Uncovering 2-D toroidal representations in grid cell ensemble activity during 1-D behavior

Abstract

AbstractNeuroscience is pushing toward studying the brain during naturalistic behaviors with open-ended tasks. Grid cells are a classic example, where free behavior was key to observing their characteristic spatial representations in two-dimensional environments [1]. In contrast, it has been difficult to identify grid cells and study their computations in more restrictive experiments, such as head-fixed wheel running [2–6]. Here, we challenge this view by showing that shifting the focus from single neurons to the population level changes the minimal experimental complexity required to study grid cell representations. Specifically, we combine the manifold approximation in UMAP [7] with persistent homology [8] to study the topology of the population activity.
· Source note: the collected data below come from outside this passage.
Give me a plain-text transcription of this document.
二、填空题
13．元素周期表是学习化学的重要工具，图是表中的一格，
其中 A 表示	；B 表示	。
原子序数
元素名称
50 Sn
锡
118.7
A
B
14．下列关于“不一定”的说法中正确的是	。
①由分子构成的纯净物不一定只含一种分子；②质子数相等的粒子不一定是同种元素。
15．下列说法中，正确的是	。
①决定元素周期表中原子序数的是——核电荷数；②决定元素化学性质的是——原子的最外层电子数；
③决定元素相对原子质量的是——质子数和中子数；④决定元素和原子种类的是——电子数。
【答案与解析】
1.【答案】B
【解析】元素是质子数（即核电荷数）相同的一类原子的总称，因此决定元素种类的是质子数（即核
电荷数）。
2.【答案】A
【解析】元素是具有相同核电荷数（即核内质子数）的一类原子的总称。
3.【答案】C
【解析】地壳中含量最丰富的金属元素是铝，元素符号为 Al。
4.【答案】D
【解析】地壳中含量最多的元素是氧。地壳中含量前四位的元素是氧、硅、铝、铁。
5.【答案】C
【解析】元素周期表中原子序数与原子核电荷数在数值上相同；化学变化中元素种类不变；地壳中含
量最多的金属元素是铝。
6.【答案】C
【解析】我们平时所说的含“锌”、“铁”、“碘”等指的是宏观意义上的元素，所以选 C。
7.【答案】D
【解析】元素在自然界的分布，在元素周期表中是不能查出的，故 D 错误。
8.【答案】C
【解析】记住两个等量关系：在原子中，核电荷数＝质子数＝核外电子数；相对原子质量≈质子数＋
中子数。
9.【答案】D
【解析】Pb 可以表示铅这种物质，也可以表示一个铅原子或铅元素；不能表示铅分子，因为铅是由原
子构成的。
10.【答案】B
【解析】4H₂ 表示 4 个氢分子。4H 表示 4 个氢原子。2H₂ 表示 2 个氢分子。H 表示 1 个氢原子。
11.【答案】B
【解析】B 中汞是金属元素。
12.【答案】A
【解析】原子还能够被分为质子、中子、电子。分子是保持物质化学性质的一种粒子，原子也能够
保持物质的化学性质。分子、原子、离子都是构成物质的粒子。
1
With these methods, we show that the population activity of grid cells covers a similar two-dimensional toroidal state space during wheel running as in open field foraging [9, 10], with and without a virtual reality setup. Trajectories on the torus correspond to single trial runs in virtual reality and changes in experimental conditions are reflected in the internal representation, while the toroidal representation undergoes occasional shifts in its alignment to the environment. These findings show that our method can uncover latent topologies that go beyond the complexity of the task, allowing us to investigate internal dynamics in simple experimental settings in which the analysis of grid cells has so far remained elusive.